Iran's supreme leader Ayatollah Ali Khamenei has blamed the United States, Israel and what he refers to as "traitor" Iranians for orchestrating unrest, as mass protests continued across Iran over the weekend. The ongoing protests were sparked by the death in custody of a young woman named Mahsa Amini three days after being arrested by the notorious 'morality' police.
In his first public statement since protests first broke out, more than two weeks ago, Khamenei said Monday that the death of 22-year-old Amini “deeply broke" his heart, and he called it a “bitter incident”. However he also condemned the protests as a foreign plan to destabilize a “developing” and “powerful” Iran.
Khamenei condemned the scenes of protesters removing their hijabs and setting fire to mosques, banks and police cars.
"We were heartbroken [by news of Amini’s death]. But the reaction to this incident – while no investigation has been done and nothing is certain – should not have been for some people to come and make the streets insecure, make people feel unsafe, harm the security forces, burn the Quran, and for women to remove the hijab,” he said.
Khamenei described the unrest as "not normal" and "not natural". He said that if Amini had not died in custody, the protesters “would invent another pretext to cause chaos” in Iran.
"I'm clearly saying that the rioting and unrest were pre-planned," he told a group of police students in the capital city of Tehran. "They were planned by America and the Zionist regime, as well as traitor Iranians who live outside the country.”
"[The United States and Israel] feel like our country is developing and becoming powerful, and this unrest is what they want to see,” Khamenei said during a joint graduation ceremony held for students studying in the academies of the Islamic Republic of Iran's Armed Forces.
He said of the protesters, who are mainly women, that there are different kinds of people among them, and they should be treated differently.
"All these people who come out and commit acts of destruction are not the same," he said. "Some of them are young, teenagers, and they are just out on the streets after watching something online. If you punish them, they will understand that they were wrong."
He has also shown his strong support for security forces clashing with the protesters across the country.
"The job of our security forces, including the police, is to ensure the safety of the Iranian nation... Protesters who attack the police are leaving Iranian citizens defenceless against thugs, robbers and extortionists," Khamenei said.
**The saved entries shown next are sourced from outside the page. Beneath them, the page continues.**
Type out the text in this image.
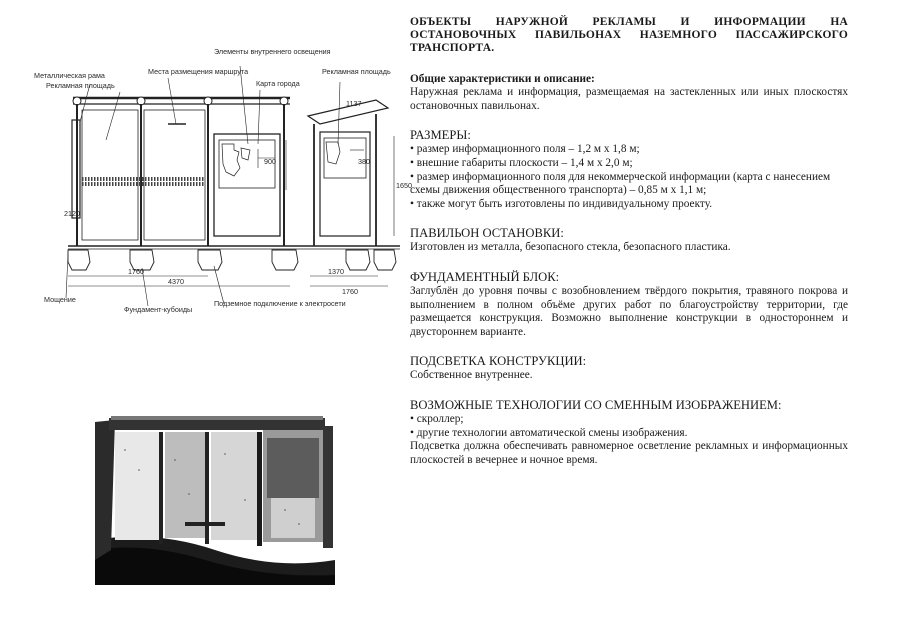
Металлическая рама
Рекламная площадь
Места размещения маршрута
Элементы внутреннего освещения
Карта города
Рекламная площадь
Мощение
Фундамент-кубоиды
Подземное подключение к электросети
1760
4370
1370
1760
1650
2120
1137
900	380
ОБЪЕКТЫ НАРУЖНОЙ РЕКЛАМЫ И ИНФОРМАЦИИ НА ОСТАНОВОЧНЫХ ПАВИЛЬОНАХ НАЗЕМНОГО ПАССАЖИРСКОГО ТРАНСПОРТА.
Общие характеристики и описание:

Наружная реклама и информация, размещаемая на застекленных или иных плоскостях остановочных павильонах.

РАЗМЕРЫ:
• размер информационного поля – 1,2 м х 1,8 м;
• внешние габариты плоскости – 1,4 м х 2,0 м;
• размер информационного поля для некоммерческой информации (карта с нанесением схемы движения общественного транспорта) – 0,85 м х 1,1 м;
• также могут быть изготовлены по индивидуальному проекту.
ПАВИЛЬОН ОСТАНОВКИ:

Изготовлен из металла, безопасного стекла, безопасного пластика.

ФУНДАМЕНТНЫЙ БЛОК:

Заглублён до уровня почвы с возобновлением твёрдого покрытия, травяного покрова и выполнением в полном объёме других работ по благоустройству территории, где размещается конструкция. Возможно выполнение конструкции в одностороннем и двустороннем варианте.

ПОДСВЕТКА КОНСТРУКЦИИ:

Собственное внутреннее.

ВОЗМОЖНЫЕ ТЕХНОЛОГИИ СО СМЕННЫМ ИЗОБРАЖЕНИЕМ:
• скроллер;
• другие технологии автоматической смены изображения.

Подсветка должна обеспечивать равномерное осветление рекламных и информационных плоскостей в вечернее и ночное время.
Iranian security forces have tried to restrict the ability of protesters to organize, and for news outlets to report on what is happening, with an online crackdown which blocks social media apps, limits internet access and silences celebrities who voice their support for the movement via social media.
"They are not important. We should not be sensitive about what they say," Khamenei said of Iranian celebrities who have shown public support for the protesters. Some of them have reportedly been arrested and some have had their passports and properties confiscated by security forces.
His remarks come as concerns were high on Sunday night after riot police stormed Sharif University in Tehran.
Witnesses have said security forces attacked the university where students had been staging a sit-in. Students were beaten and fired at with shotguns. One informed source from within Sharif University told IranWire that no one had been killed but many were injured. No injured individuals have been taken to hospital.
Many Iranians, particularly young women, have come to see Amini's death as part of Iran's heavy-handed policing of dissent and the morality police's increasingly violent treatment of young women.